Милый друг, я умираю Оттого, что был я честен, — Но зато родному краю, Верно, буду я известен.И, конечно, Каронин известен родному краю — вот теперешнему, новому, освобожденному, — народы которого идут впереди всего человечества свободной, трудовой, боевой стопой.
И не напрасно Плеханов посвятил такой глубоко сочувственный этюд 30 одному из лучших рассказов Каронина, в котором уже наметилась, вопреки обычаю народников, первая фаза развития рабочего, настоящего рабочего — от деревенской тьмы к новому свету, к путям протеста, к путям грядущей победы.
Горький питал к А. П. Чехову огромную и нежную симпатию. Он высоко ценил его как писателя, как общественную силу и — может быть, еще более как обаятельную человеческую личность.
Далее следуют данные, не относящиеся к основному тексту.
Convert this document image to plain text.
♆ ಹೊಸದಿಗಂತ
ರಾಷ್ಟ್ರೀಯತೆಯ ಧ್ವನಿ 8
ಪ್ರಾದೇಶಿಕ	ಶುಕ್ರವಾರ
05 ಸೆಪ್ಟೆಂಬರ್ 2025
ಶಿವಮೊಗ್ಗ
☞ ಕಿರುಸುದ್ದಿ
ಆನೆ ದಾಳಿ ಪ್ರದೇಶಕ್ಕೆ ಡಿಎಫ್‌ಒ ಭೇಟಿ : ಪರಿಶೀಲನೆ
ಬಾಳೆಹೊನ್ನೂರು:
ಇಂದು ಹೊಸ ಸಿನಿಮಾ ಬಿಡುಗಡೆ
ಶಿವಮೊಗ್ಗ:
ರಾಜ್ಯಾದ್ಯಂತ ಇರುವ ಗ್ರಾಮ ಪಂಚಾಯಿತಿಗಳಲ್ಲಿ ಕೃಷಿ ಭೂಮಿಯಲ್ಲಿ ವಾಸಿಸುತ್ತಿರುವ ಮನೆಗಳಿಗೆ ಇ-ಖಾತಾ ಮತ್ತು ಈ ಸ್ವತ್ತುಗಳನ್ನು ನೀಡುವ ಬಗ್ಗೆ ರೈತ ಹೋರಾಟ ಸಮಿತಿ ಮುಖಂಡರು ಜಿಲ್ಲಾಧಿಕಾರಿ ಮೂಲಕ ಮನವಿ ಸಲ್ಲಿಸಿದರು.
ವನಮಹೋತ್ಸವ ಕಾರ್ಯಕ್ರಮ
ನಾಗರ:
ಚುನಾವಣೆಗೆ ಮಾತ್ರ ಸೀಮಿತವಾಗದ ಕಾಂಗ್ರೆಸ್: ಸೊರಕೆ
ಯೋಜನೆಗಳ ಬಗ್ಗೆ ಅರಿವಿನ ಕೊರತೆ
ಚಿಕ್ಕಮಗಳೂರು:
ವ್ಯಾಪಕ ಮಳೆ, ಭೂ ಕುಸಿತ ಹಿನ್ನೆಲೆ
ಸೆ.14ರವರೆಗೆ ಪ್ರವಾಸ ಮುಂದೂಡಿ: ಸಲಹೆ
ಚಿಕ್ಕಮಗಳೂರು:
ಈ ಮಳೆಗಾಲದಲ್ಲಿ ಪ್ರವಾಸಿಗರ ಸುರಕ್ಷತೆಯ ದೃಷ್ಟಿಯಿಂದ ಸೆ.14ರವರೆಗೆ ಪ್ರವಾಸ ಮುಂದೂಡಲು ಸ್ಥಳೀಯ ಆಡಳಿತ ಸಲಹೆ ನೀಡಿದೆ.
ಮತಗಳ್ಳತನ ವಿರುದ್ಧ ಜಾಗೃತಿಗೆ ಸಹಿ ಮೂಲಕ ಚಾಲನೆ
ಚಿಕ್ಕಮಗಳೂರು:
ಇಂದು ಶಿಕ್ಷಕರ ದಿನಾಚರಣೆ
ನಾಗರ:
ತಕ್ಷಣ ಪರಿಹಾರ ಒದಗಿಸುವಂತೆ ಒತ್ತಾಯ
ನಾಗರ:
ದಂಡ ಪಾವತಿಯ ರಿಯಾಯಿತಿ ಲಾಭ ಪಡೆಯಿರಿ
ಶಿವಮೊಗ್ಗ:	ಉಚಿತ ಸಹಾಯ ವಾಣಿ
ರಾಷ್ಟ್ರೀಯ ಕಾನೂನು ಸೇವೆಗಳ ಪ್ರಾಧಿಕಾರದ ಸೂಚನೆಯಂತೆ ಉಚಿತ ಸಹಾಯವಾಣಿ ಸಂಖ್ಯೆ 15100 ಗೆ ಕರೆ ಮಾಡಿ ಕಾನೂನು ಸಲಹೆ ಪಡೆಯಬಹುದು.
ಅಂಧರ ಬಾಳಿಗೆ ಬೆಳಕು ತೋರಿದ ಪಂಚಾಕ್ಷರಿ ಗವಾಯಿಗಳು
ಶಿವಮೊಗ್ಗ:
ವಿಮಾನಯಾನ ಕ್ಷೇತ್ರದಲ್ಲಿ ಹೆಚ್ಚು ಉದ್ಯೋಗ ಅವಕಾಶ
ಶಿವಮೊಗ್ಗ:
Познакомился Горький с Чеховым во второй период его деятельности, когда первоначальный безудержный смех Чехова, его веселое, шаловливое подтрунивание над уродствами жизни померкло и переросло почти в свою полную противоположность. Конечно, смех продолжал играть у Чехова огромную роль, частью как бич против того, что он ненавидел, частью как утешение для него самого, прибегавшего к юмору, чтобы не погрузиться в меланхолию. Но такое назначение смеха, карающее или утешающее, уже совершенно изменяет его характер.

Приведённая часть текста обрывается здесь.